An online survey has found that only 26% of holiday Brits bother to leave a tip for good service from staff serving in a Greek taverna, bar or hotel.
It is estimated that the 17.5 million tourists visiting Greece and the Greek Islands last year handed over nearly €100 million in tips and gratuities for good service, helping to shore up low wages for holiday industry staff.
But it is Americans who tip the most with more than half of them leaving an average €10 tip for tourism service industry staff.
Around 25,000 visitors to the travel website Tripadvisor answered questions on tipping habits while on holiday in Greece.
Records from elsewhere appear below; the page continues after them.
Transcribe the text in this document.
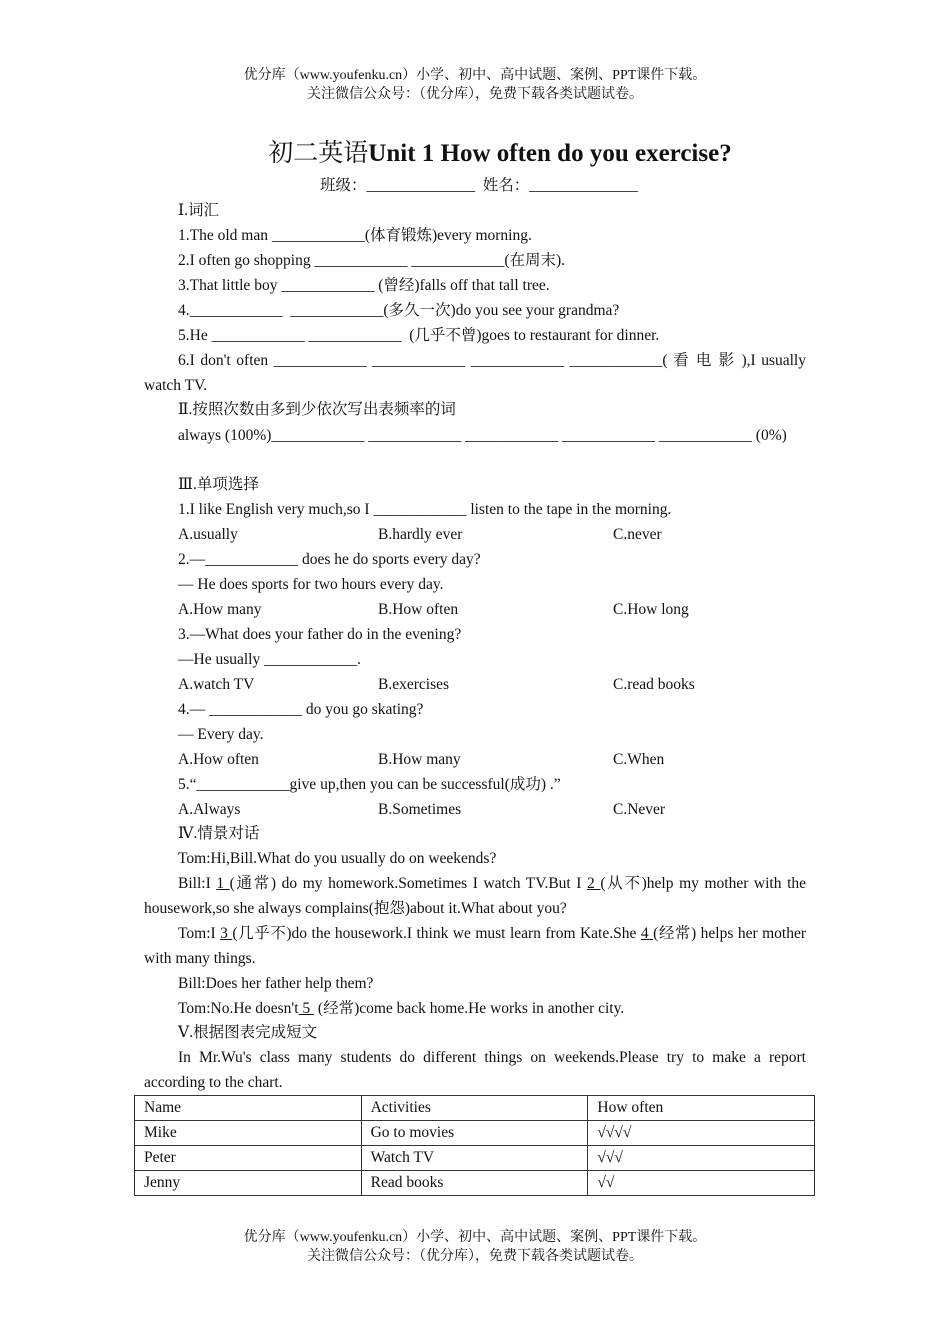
优分库（www.youfenku.cn）小学、初中、高中试题、案例、PPT课件下载。
关注微信公众号：（优分库），免费下载各类试题试卷。
初二英语Unit 1 How often do you exercise?
班级：______________  姓名：______________
Ⅰ.词汇
1.The old man ____________(体育锻炼)every morning.
2.I often go shopping ____________ ____________(在周末).
3.That little boy ____________ (曾经)falls off that tall tree.
4.____________  ____________(多久一次)do you see your grandma?
5.He ____________ ____________  (几乎不曾)goes to restaurant for dinner.
6.I don't often ____________ ____________ ____________ ____________( 看 电 影 ),I usually watch TV.
Ⅱ.按照次数由多到少依次写出表频率的词
always (100%)____________ ____________ ____________ ____________ ____________ (0%)
Ⅲ.单项选择
1.I like English very much,so I ____________ listen to the tape in the morning.
A.usually	B.hardly ever	C.never
2.—____________ does he do sports every day?
— He does sports for two hours every day.
A.How many	B.How often	C.How long
3.—What does your father do in the evening?
—He usually ____________.
A.watch TV	B.exercises	C.read books
4.— ____________ do you go skating?
— Every day.
A.How often	B.How many	C.When
5.“____________give up,then you can be successful(成功) .”
A.Always	B.Sometimes	C.Never
Ⅳ.情景对话
Tom:Hi,Bill.What do you usually do on weekends?
Bill:I 1 (通常) do my homework.Sometimes I watch TV.But I 2 (从不)help my mother with the housework,so she always complains(抱怨)about it.What about you?
Tom:I 3 (几乎不)do the housework.I think we must learn from Kate.She 4 (经常) helps her mother with many things.
Bill:Does her father help them?
Tom:No.He doesn't 5  (经常)come back home.He works in another city.
Ⅴ.根据图表完成短文
In Mr.Wu's class many students do different things on weekends.Please try to make a report according to the chart.
Name	Activities	How often
Mike	Go to movies	√√√√
Peter	Watch TV	√√√
Jenny	Read books	√√
优分库（www.youfenku.cn）小学、初中、高中试题、案例、PPT课件下载。
关注微信公众号：（优分库），免费下载各类试题试卷。
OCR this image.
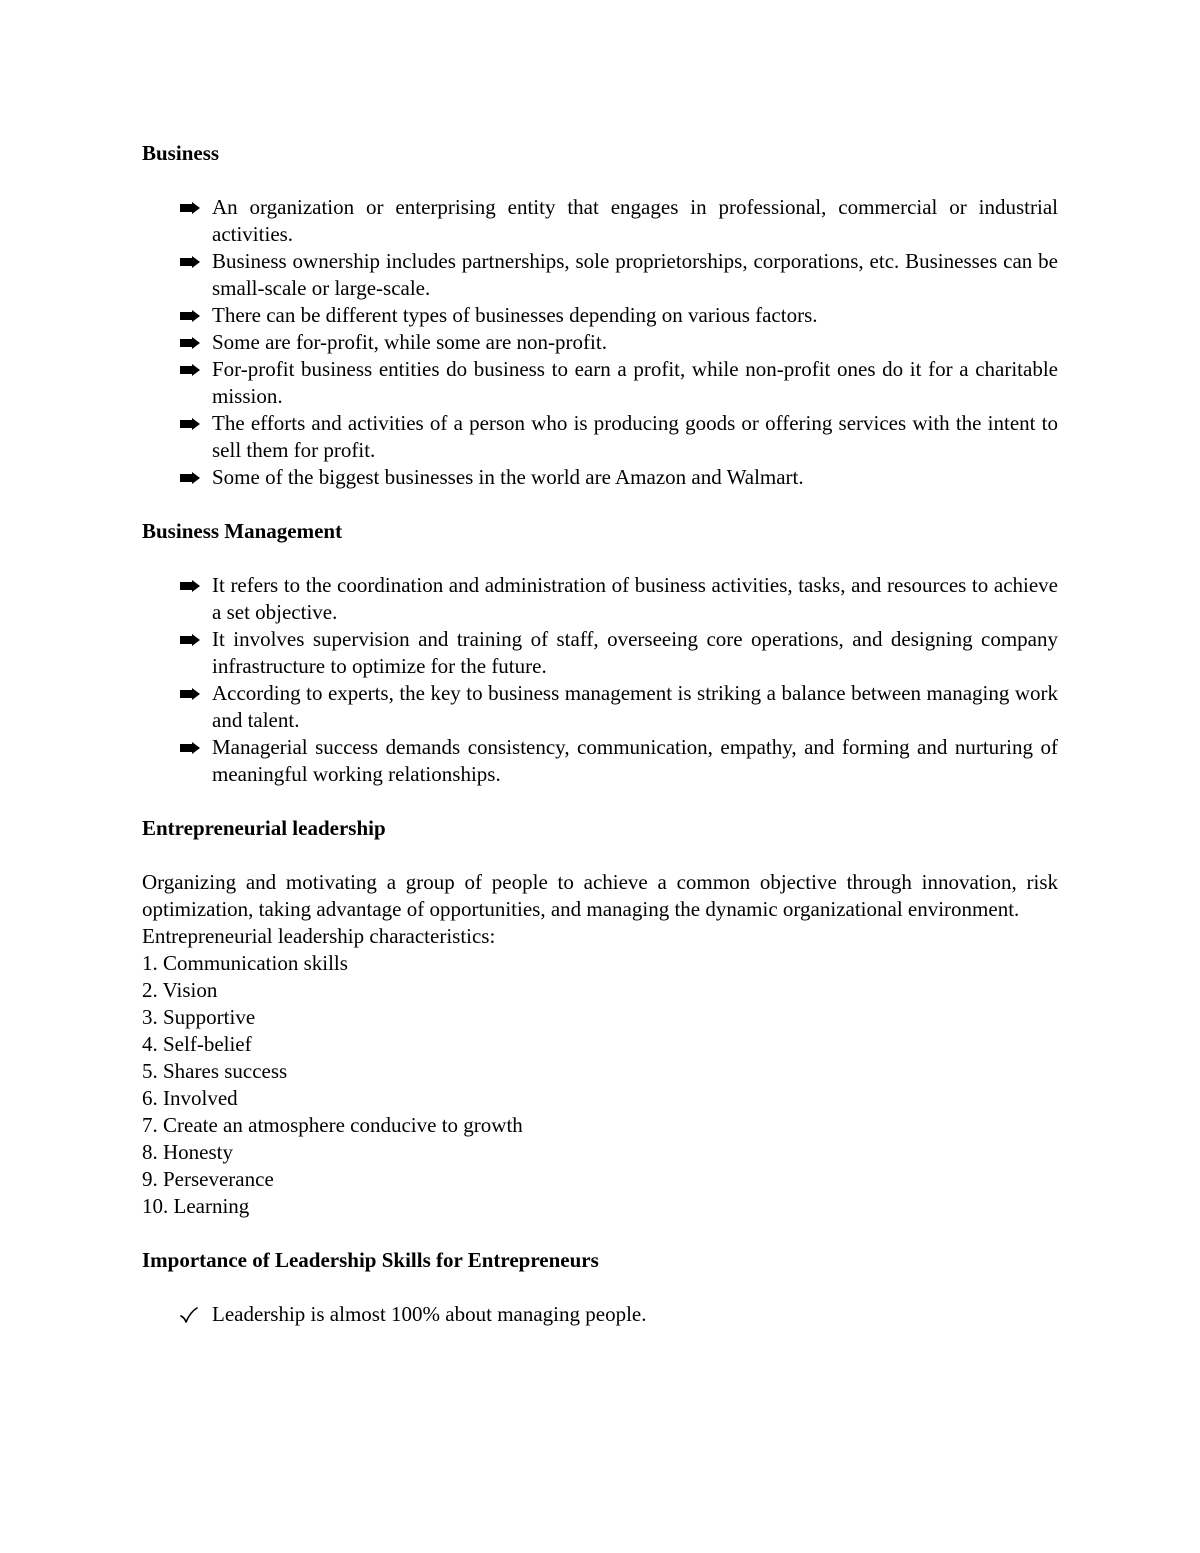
Business

An organization or enterprising entity that engages in professional, commercial or industrial activities.
Business ownership includes partnerships, sole proprietorships, corporations, etc. Businesses can be small-scale or large-scale.
There can be different types of businesses depending on various factors.
Some are for-profit, while some are non-profit.
For-profit business entities do business to earn a profit, while non-profit ones do it for a charitable mission.
The efforts and activities of a person who is producing goods or offering services with the intent to sell them for profit.
Some of the biggest businesses in the world are Amazon and Walmart.

Business Management

It refers to the coordination and administration of business activities, tasks, and resources to achieve a set objective.
It involves supervision and training of staff, overseeing core operations, and designing company infrastructure to optimize for the future.
According to experts, the key to business management is striking a balance between managing work and talent.
Managerial success demands consistency, communication, empathy, and forming and nurturing of meaningful working relationships.

Entrepreneurial leadership

Organizing and motivating a group of people to achieve a common objective through innovation, risk optimization, taking advantage of opportunities, and managing the dynamic organizational environment.

Entrepreneurial leadership characteristics:

1. Communication skills

2. Vision

3. Supportive

4. Self-belief

5. Shares success

6. Involved

7. Create an atmosphere conducive to growth

8. Honesty

9. Perseverance

10. Learning

Importance of Leadership Skills for Entrepreneurs

Leadership is almost 100% about managing people.
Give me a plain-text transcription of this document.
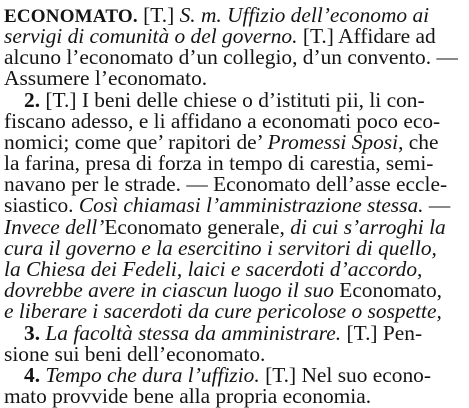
ECONOMATO. [T.] S. m. Uffizio dell’economo ai
servigi di comunità o del governo. [T.] Affidare ad
alcuno l’economato d’un collegio, d’un convento. —
Assumere l’economato.
2. [T.] I beni delle chiese o d’istituti pii, li con-
fiscano adesso, e li affidano a economati poco eco-
nomici; come que’ rapitori de’ Promessi Sposi, che
la farina, presa di forza in tempo di carestia, semi-
navano per le strade. — Economato dell’asse eccle-
siastico. Così chiamasi l’amministrazione stessa. —
Invece dell’Economato generale, di cui s’arroghi la
cura il governo e la esercitino i servitori di quello,
la Chiesa dei Fedeli, laici e sacerdoti d’accordo,
dovrebbe avere in ciascun luogo il suo Economato,
e liberare i sacerdoti da cure pericolose o sospette,
3. La facoltà stessa da amministrare. [T.] Pen-
sione sui beni dell’economato.
4. Tempo che dura l’uffizio. [T.] Nel suo econo-
mato provvide bene alla propria economia.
Americans topped the tipping league table with 60% happy to leave a tip for good service followed by German visitors (49%) and Brazilian tourists (33%).
Around 30% of visitors from Spain and Russia were also happy to leave a gratuity in return for good service but only just over a quarter of Brits were happy to dip into their holiday pockets.
At least they weren't as stingy as the French with only 15% leaving a tip on their Greek holiday while the Italians were worst of all with only a tight-fisted 11% prepared to pay a little extra.
Of course, tipping service staff is much more prevalent in the US where service industry workers are traditionally paid very low wages and must supplement their income with tips and gratuities.
A whopping 97% agreed that tipping staff was a good idea and many did not confine tipping to tavernas and bars but also tipped for good room service in hotels ,and handed over tips to cleaning staff and taxi drivers.
Good service was the biggest reason for leaving a tip but some visitors admitted they also left a tip out of obligation even when they though they had received bad service.
Another recent survey found tourists were spending less on average during their Greek Island holidays. Figures from the Bank of Greece showed tourist spending dropped almost two per cent to an average €604 last year with British among the those on tighter budgets.
The downward trend was in marked contrast to other Mediterranean hotspots where tourist spending is on the rise with Spain, for example, recording a 4% rise in tourist spending at an average €976.
Canadians were the biggest spenders, shelling out €1,388 while on a Greek holiday, followed by Australians (€1,369), Americans (€1,218), Russians (€989), Swiss (€961) and Austrians (€898).
The figures come from one of the best seasons for Greek Island holidays in 2013 with just under 18 million visitors to Greece, up more than 15% on 2012 figures, and with even more visitors expected this year.